The ship set sail just before the first day-lamp was lit. Riprash let us out on deck once we were underway so we could look around. The Nagging Bitch had so many black sails that the masts looked like some kind of vampire nesting trees. Weighted down with a hold full of caged slaves, she wallowed so low that the river was constantly slapping over the gunwales, and the deck was always at least ankle-deep in Cocytus sludge. but I was delighted to breathe the (comparatively) sweeter air outside the cabin.
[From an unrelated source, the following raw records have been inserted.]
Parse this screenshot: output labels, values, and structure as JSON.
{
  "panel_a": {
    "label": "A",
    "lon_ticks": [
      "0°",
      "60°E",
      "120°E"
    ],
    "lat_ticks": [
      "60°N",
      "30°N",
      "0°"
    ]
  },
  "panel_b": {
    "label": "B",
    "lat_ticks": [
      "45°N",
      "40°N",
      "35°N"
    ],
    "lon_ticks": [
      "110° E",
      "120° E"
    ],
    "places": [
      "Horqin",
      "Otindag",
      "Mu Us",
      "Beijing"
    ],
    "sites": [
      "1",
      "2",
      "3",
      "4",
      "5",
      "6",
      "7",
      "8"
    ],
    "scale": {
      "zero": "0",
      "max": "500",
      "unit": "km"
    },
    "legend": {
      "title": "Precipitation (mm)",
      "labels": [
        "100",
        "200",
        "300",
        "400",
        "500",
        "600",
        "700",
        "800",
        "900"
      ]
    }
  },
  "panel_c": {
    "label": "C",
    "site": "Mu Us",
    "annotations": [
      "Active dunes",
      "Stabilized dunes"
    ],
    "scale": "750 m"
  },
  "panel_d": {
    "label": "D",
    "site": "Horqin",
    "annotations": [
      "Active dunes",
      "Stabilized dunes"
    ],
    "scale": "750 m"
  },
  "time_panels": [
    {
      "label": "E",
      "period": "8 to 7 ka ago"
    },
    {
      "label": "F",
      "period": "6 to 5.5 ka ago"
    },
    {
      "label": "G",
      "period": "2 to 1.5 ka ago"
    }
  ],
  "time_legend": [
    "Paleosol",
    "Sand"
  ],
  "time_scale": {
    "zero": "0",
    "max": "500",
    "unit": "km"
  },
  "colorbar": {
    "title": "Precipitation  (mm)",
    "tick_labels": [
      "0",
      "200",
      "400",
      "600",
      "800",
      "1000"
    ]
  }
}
That first night, as the city fell away behind us and we sailed into the dark, the great black snake of river soon became invisible. With only the distant beacons on the walls of Hell for light, we might have been traveling through a universe of flickering red stars. I felt suddenly lonely, lonelier than I’d ever been, even with Gob beside me, open-eyed and open-mouthed as he journeyed into what must have been a life he’d never dreamed of living. I was desperate for Caz and that unique moment of completeness she’d given me, I was badly in need of friends like Sam and Monica, and I missed my familiar haunts. You’ve been there, I’m sure, but it feels different in Hell. Chances were very small I’d ever see any of them again. Little Gob was company of a sort, but he wasn’t exactly chatty, and since I was planning to ditch him before things got really dangerous, I didn’t want to get too close, either.
Riprash thumped toward us and spread his massive arms. “This . . . this is freedom,” he said, conveniently ignoring the shrieks of the damned in their cages below. “No master but the winds and the tide. When I felt this, I was first lifted. But I did not even know it then.” He laid a huge paw on my shoulder; if he’d pushed down, I’m pretty sure he could have driven me into the deck like a finishing nail. “Perhaps you come to another fellowship with me, Snakestaff? When we reach Gravejaw, maybe?”
I mumbled something noncommittal. I’m not really a joiner, but out of curiosity I asked, “How many are in your fellowship?”